Roche’s $2.7B Acquisition of Carmot Reignites Presence in GLP-1 Arena

Roche, the Swiss pharmaceutical titan, has made a strategic move into the competitive GLP-1 therapy market with its acquisition of Carmot Therapeutics, a deal valued at $2.7 billion with an additional $400 million tied to milestone achievements. This acquisition not only bolsters Roche’s portfolio with promising incretin-based therapies but also grants it access to Carmot’s innovative research and development pipeline.

The transaction, announced on Monday, positions Roche at the forefront of the ‘diabesity’ treatment landscape—a sector witnessing burgeoning interest from major pharmaceutical players. Roche’s investment secures three pivotal incretin assets from Carmot, including CT-388, a Phase-2 ready, weekly-administered dual GLP-1/GIP receptor agonist. CT-388 shows promise for obesity management in patients with and without type 2 diabetes and has potential for further indication expansion.

Additionally, Roche has acquired CT-996, an oral GLP-1 receptor agonist in Phase-1 trials, and CT-868, a Phase-2 injectable dual GLP-1/GIP receptor agonist for type 1 diabetes patients with concurrent overweight or obesity issues. These assets complement Roche’s existing pharmaceutical pipeline and diagnostic expertise, particularly in cardiovascular and metabolic diseases.

Thomas Schinecker, Roche’s CEO, emphasized the significance of addressing obesity—a complex and multifaceted health challenge with global implications. He stated, “By combining Carmot’s portfolio with programs in our Pharmaceuticals pipeline and our Diagnostics expertise and portfolio of products across cardiovascular and metabolic diseases, we are aiming to improve the standard of care and positively impact patients’ lives.”
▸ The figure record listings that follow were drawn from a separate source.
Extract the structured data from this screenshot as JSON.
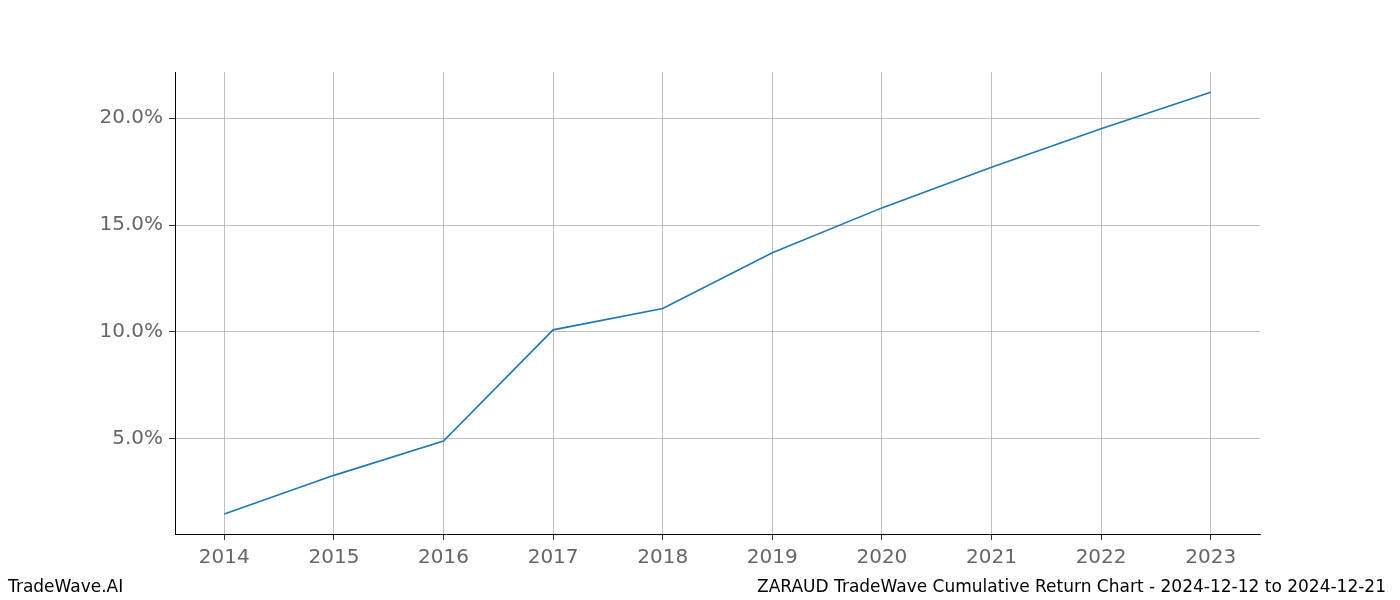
{
  "chart_data": {
    "type": "line",
    "x": [
      2014,
      2015,
      2016,
      2017,
      2018,
      2019,
      2020,
      2021,
      2022,
      2023
    ],
    "values": [
      1.5,
      3.3,
      4.9,
      10.1,
      11.1,
      13.7,
      15.8,
      17.7,
      19.5,
      21.2
    ],
    "color": "#1f77b4",
    "xlim": [
      2013.55,
      2023.45
    ],
    "xticks": [
      2014,
      2015,
      2016,
      2017,
      2018,
      2019,
      2020,
      2021,
      2022,
      2023
    ],
    "ylim": [
      0.56,
      22.15
    ],
    "yticks": [
      {
        "value": 5,
        "label": "5.0%"
      },
      {
        "value": 10,
        "label": "10.0%"
      },
      {
        "value": 15,
        "label": "15.0%"
      },
      {
        "value": 20,
        "label": "20.0%"
      }
    ],
    "grid": true,
    "annotations": [
      "TradeWave.AI",
      "ZARAUD TradeWave Cumulative Return Chart - 2024-12-12 to 2024-12-21"
    ]
  }
}
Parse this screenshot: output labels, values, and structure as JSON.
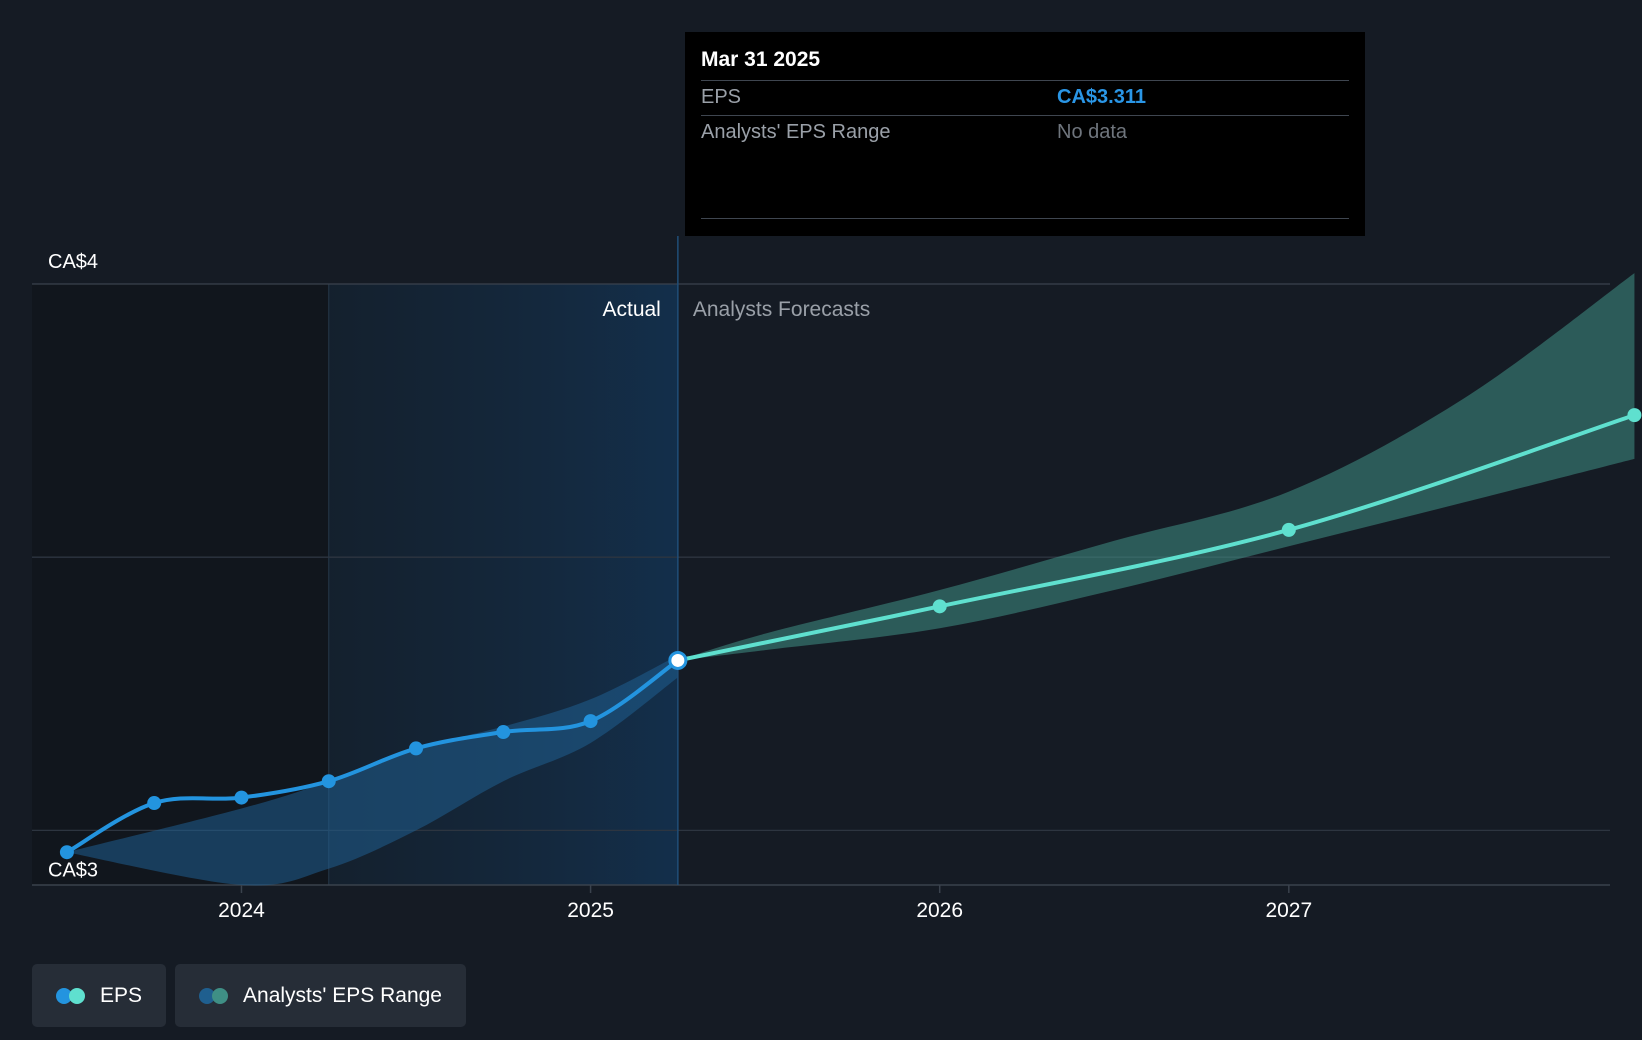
{
  "tooltip": {
    "date": "Mar 31 2025",
    "rows": [
      {
        "label": "EPS",
        "value": "CA$3.311"
      },
      {
        "label": "Analysts' EPS Range",
        "value": "No data"
      }
    ]
  },
  "regions": {
    "actual_label": "Actual",
    "forecast_label": "Analysts Forecasts"
  },
  "legend": [
    {
      "label": "EPS",
      "colors": [
        "#2394df",
        "#5fe0cf"
      ]
    },
    {
      "label": "Analysts' EPS Range",
      "colors": [
        "#1f5f8f",
        "#3f8f85"
      ]
    }
  ],
  "colors": {
    "background": "#151b24",
    "actual_line": "#2394df",
    "forecast_line": "#5fe0cf",
    "actual_range": "#1f5f8f",
    "forecast_range": "#3f8f85",
    "grid": "#2d3540"
  },
  "chart_data": {
    "type": "line",
    "y_tick_labels": [
      {
        "value": 4,
        "label": "CA$4"
      },
      {
        "value": 3,
        "label": "CA$3"
      }
    ],
    "ylim": [
      2.9,
      4.0
    ],
    "xlim": [
      2023.4,
      2027.92
    ],
    "x_ticks": [
      2024,
      2025,
      2026,
      2027
    ],
    "x_tick_labels": [
      "2024",
      "2025",
      "2026",
      "2027"
    ],
    "grid": true,
    "highlight_start": 2024.25,
    "divider": 2025.25,
    "series": [
      {
        "name": "EPS",
        "kind": "actual",
        "x": [
          2023.5,
          2023.75,
          2024.0,
          2024.25,
          2024.5,
          2024.75,
          2025.0,
          2025.25
        ],
        "y": [
          2.96,
          3.05,
          3.06,
          3.09,
          3.15,
          3.18,
          3.2,
          3.311
        ]
      },
      {
        "name": "EPS",
        "kind": "forecast",
        "x": [
          2025.25,
          2026.0,
          2027.0,
          2027.99
        ],
        "y": [
          3.311,
          3.41,
          3.55,
          3.76
        ]
      }
    ],
    "ranges": [
      {
        "kind": "actual",
        "x": [
          2023.5,
          2024.0,
          2024.25,
          2024.5,
          2024.75,
          2025.0,
          2025.25
        ],
        "low": [
          2.96,
          2.9,
          2.93,
          3.0,
          3.09,
          3.16,
          3.28
        ],
        "high": [
          2.96,
          3.04,
          3.09,
          3.15,
          3.19,
          3.24,
          3.32
        ]
      },
      {
        "kind": "forecast",
        "x": [
          2025.25,
          2025.5,
          2026.0,
          2026.5,
          2027.0,
          2027.5,
          2027.99
        ],
        "low": [
          3.311,
          3.33,
          3.37,
          3.44,
          3.52,
          3.6,
          3.68
        ],
        "high": [
          3.311,
          3.36,
          3.44,
          3.53,
          3.62,
          3.79,
          4.02
        ]
      }
    ]
  }
}
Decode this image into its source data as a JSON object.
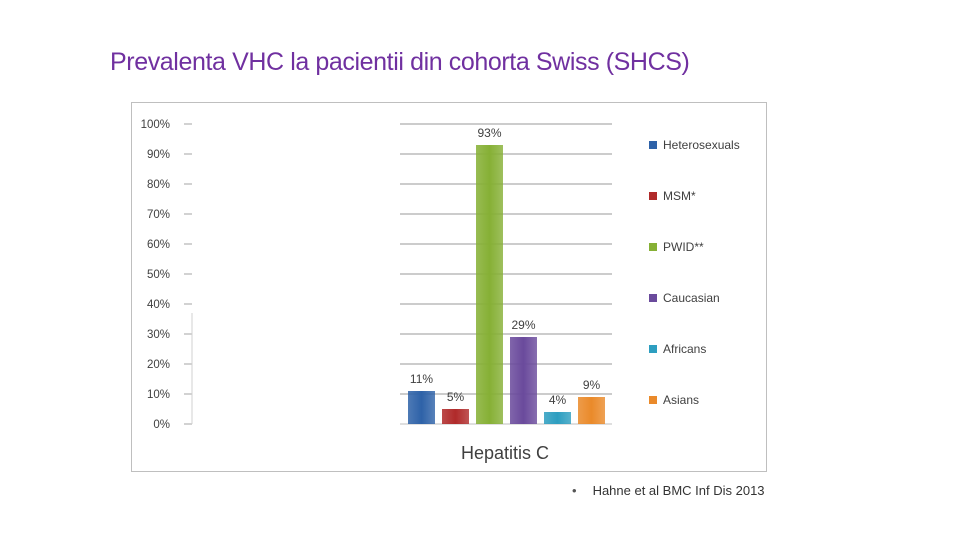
{
  "slide": {
    "title": "Prevalenta VHC la pacientii din cohorta Swiss (SHCS)",
    "citation_bullet": "•",
    "citation": "Hahne et al BMC Inf Dis 2013"
  },
  "chart_data": {
    "type": "bar",
    "title": "",
    "xlabel": "Hepatitis C",
    "ylabel": "",
    "ylim": [
      0,
      100
    ],
    "y_ticks": [
      "0%",
      "10%",
      "20%",
      "30%",
      "40%",
      "50%",
      "60%",
      "70%",
      "80%",
      "90%",
      "100%"
    ],
    "grid": true,
    "legend_position": "right",
    "series": [
      {
        "name": "Heterosexuals",
        "value": 11,
        "label": "11%",
        "color": "#2e62a8"
      },
      {
        "name": "MSM*",
        "value": 5,
        "label": "5%",
        "color": "#b02a2a"
      },
      {
        "name": "PWID**",
        "value": 93,
        "label": "93%",
        "color": "#86b035"
      },
      {
        "name": "Caucasian",
        "value": 29,
        "label": "29%",
        "color": "#6a4a9c"
      },
      {
        "name": "Africans",
        "value": 4,
        "label": "4%",
        "color": "#2d9ec0"
      },
      {
        "name": "Asians",
        "value": 9,
        "label": "9%",
        "color": "#ea8a2a"
      }
    ]
  }
}
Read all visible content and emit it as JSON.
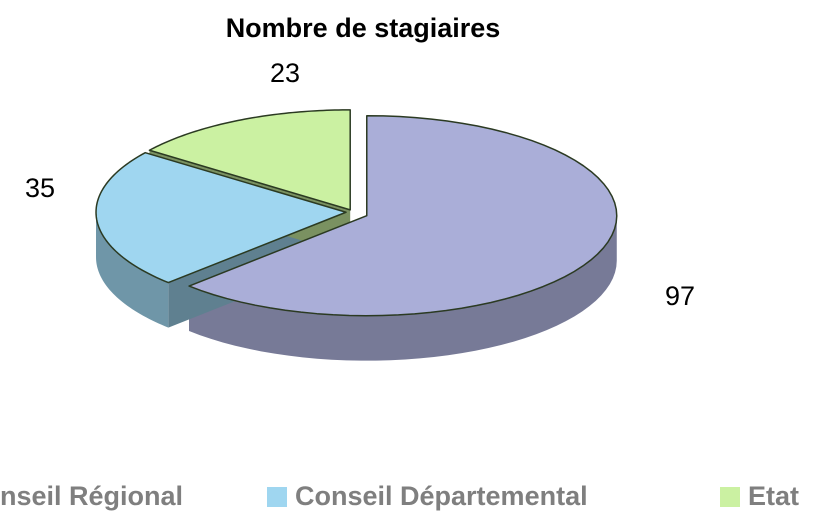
{
  "chart_data": {
    "type": "pie3d",
    "title": "Nombre de stagiaires",
    "categories": [
      "Conseil Régional",
      "Conseil Départemental",
      "Etat"
    ],
    "values": [
      97,
      35,
      23
    ],
    "colors": [
      "#aaaed8",
      "#9fd6f0",
      "#cbf1a2"
    ]
  }
}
The acquisition also includes access to Carmot’s Chemotype Evolution discovery platform, which could further enhance Roche’s capabilities in metabolism research. As part of the integration, Carmot’s employees will join Roche’s Pharmaceuticals Division, with the deal’s completion anticipated in Q1 2024, subject to standard closing conditions.

Roche’s move comes as the company prepares for a post-COVID era, with revenues from pandemic-related treatments declining. The company recently reported a 7% growth in group sales, driven by flagship treatments, but noted an 18% decrease in diagnostics division sales. Despite this, Roche projects strong growth in its base business, excluding COVID-related sales drops.

The pharmaceutical industry has seen a surge in interest for obesity and diabetes treatments, with companies like Eli Lilly and Novo Nordisk leading the ‘diabesity’ market. Other firms are also making significant investments; AstraZeneca recently acquired a GLP-1 drug candidate from Eccogene for $185 million, with potential additional payouts of $1.3 billion. Pfizer, on the other hand, has shifted focus to a once-daily version of its obesity drug danuglipron after Phase 2b trials.

Roche’s acquisition of Carmot Therapeutics marks a significant step in the company’s expansion within the metabolic disease space, reflecting the industry’s broader shift towards innovative treatments for obesity and diabetes.